Ничего, сопоставимого с «немецкими фашистами», тут нет, но текст в целом стороннему читателю вряд ли намного понятнее цитированного выше письма Лены: почему, например, «практический склад ума» подразумевает склонность не к прикладным задачам, а к утопическим фантазиям? почему названы «женскими» профессии педиатра и экономиста? о каких источниках света идет речь, раз power,
то есть энергия, стоит в перечне после light? Создается впечатление, что молодые люди не только намерены строить счастливый новый мир, но уже и теперь живут в какой-то особой вселенной с особыми законами — потому-то им и не хватает обычного английского языка. У этой вселенной имеются, конечно, черты приукрашенной советской реальности, однако приукрашивание реальности для учебников характерно (жизнь семьи Родов тоже приукрашена), но все же, если учебник не советский, оно не препятствует главной цели — изучению иностранного языка. Да и вообще, сравнивая «сталинские» учебники с «брежневскими», можно видеть, что декоративность преподавания фактически лишь возрастала: мало того, что языку стали учиться примерно полтора часа в неделю (раньше на это выделялось часа три), но — главное! — раньше не учили разговаривать, так хотя бы читать учили, а затем чтение оригинальных текстов оказалось решительно потеснено разговорными «темами», при том что их разговорный язык наделе таковым не являлся. Здесь несомненно можно говорить о неком системном явлении, происхождение которого нельзя свести только к некомпетентности авторов пособий, — тогда оно не было бы таким системным.
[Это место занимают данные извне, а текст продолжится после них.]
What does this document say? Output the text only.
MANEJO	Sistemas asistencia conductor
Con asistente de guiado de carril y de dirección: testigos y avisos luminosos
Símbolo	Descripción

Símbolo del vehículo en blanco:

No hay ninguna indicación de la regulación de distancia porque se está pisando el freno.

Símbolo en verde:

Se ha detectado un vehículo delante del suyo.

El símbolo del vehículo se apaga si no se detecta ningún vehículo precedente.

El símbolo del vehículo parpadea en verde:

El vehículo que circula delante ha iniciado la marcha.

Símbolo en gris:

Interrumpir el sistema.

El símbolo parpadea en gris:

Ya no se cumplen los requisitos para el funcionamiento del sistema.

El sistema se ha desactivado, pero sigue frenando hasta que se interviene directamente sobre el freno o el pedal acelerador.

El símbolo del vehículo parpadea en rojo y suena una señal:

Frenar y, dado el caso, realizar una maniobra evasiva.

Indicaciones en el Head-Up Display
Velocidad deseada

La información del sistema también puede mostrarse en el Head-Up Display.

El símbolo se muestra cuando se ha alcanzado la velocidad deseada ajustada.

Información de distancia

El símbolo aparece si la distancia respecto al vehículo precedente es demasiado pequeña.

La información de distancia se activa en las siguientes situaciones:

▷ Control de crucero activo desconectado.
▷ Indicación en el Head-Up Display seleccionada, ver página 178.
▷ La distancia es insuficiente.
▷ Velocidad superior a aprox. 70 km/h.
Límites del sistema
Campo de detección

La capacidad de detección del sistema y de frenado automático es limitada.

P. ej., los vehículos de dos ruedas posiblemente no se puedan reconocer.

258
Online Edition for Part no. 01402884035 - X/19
Что до недопущения советских граждан к живым языковым контактам (скажем, к слушанью западных радиостанций), это отлично достигалось и при Сталине, когда читать, как уже сказано, все-таки учили, — а в новую эпоху сокращались тексты для чтения, причем не только сокращались, но вдобавок оригинальные (пусть адаптированные) тексты последовательно вытеснялись переводами с русского или собственными сочинениями авторов пособий.Все это естественно возвращает нас к newspeak
’у Орвелла, предназначенному исключительно для ingsoc’а и являющемуся, таким образом, социолектом английского языка, с которым имеет общую грамматику и фонетику и даже общую (хотя предельно упрошенную) систему словообразования, — и все-таки благодаря некоторым лексическим инновациям ньюспик рядовому англофону не понятен, а ньюспикеру не понятен обычный английский язык. Newspeak — душа ingsoc’а, его абсолютная и потому еще не вполне осуществленная идея, ибо как немыслим художник без собственного художественного языка, так немыслим без собственного языка тоталитаризм, столь же целостный, сколь и удачное произведение искусства, и столь же нетерпимый ко всему, что целостность эту нарушает, — да «тоталитаризм» и переводится как «всецелостность», от латинского totus. В современном русском языке нас ничуть не удивляют советизмы вроде упоминавшихся «домов отдыха» и «социалистических соревнований», более того, советский новояз имеет свою долгую, совмещенную с историей страны, историю — зато ingsoc и newspeak воспринимаются лишь в контексте романа Орвелла, ибо «1984» год в Англии, к счастью, так и не наступил.Однако если ingsoc,
«англ<ийский> соц<иализм>», — художественный вымысел, само по себе намерение построить в Англии (да и не только в Англии) социализм художественным вымыслом не было. А коль скоро намерение воплотить утопию было реальным, некоторые доступные немедленной реализации элементы этой утопии не могли не быть реализованы. Язык непостроенного социализма существовал: он был английским грамматически и фонетически, но представлял собой довольно буквальный и очень грубый перевод советского новояза и использовался преимущественно газетами типа «Moscow News», издававшимися в Москве, а отчасти и западной коммунистической прессой, как «Morning Star» и иные подобные издания, потому что и там многие статьи переводились с русского, а многие, пусть писанные по-английски, по мере сил воспроизводили этот же (в данном контексте престижный) стиль — кстати, статьями из подобных газет Старков щедро потчует своих старшеклассников. Если вообразить на миг, что хозяева издателей «Moscow News» стали хозяйничать в Англии, можно не сомневаться, что параллельно внедрению прочих социальных конвенций они принялись бы внедрять и новую языковую конвенцию, очень важную для строительства новой жизни, потому что «язык, если его семантические и грамматические характеристики существенно ограничиваются, может сам по себе препятствовать пониманию человеком собственной позиции и позиции своей группы в обществе» (Mueller, 11) — а это создает хорошую почву для внедрения новых идей. Известно, что именно так случилось в Германии, где после объединения оказалось, что жители ФРГ не всегда понимают уроженцев Восточной зоны — столь сильное давление коммунистического новояза испытал язык ГДР, как и предсказывал В. Клемперер еще в начале 1950-х годов (Домашнев, 5).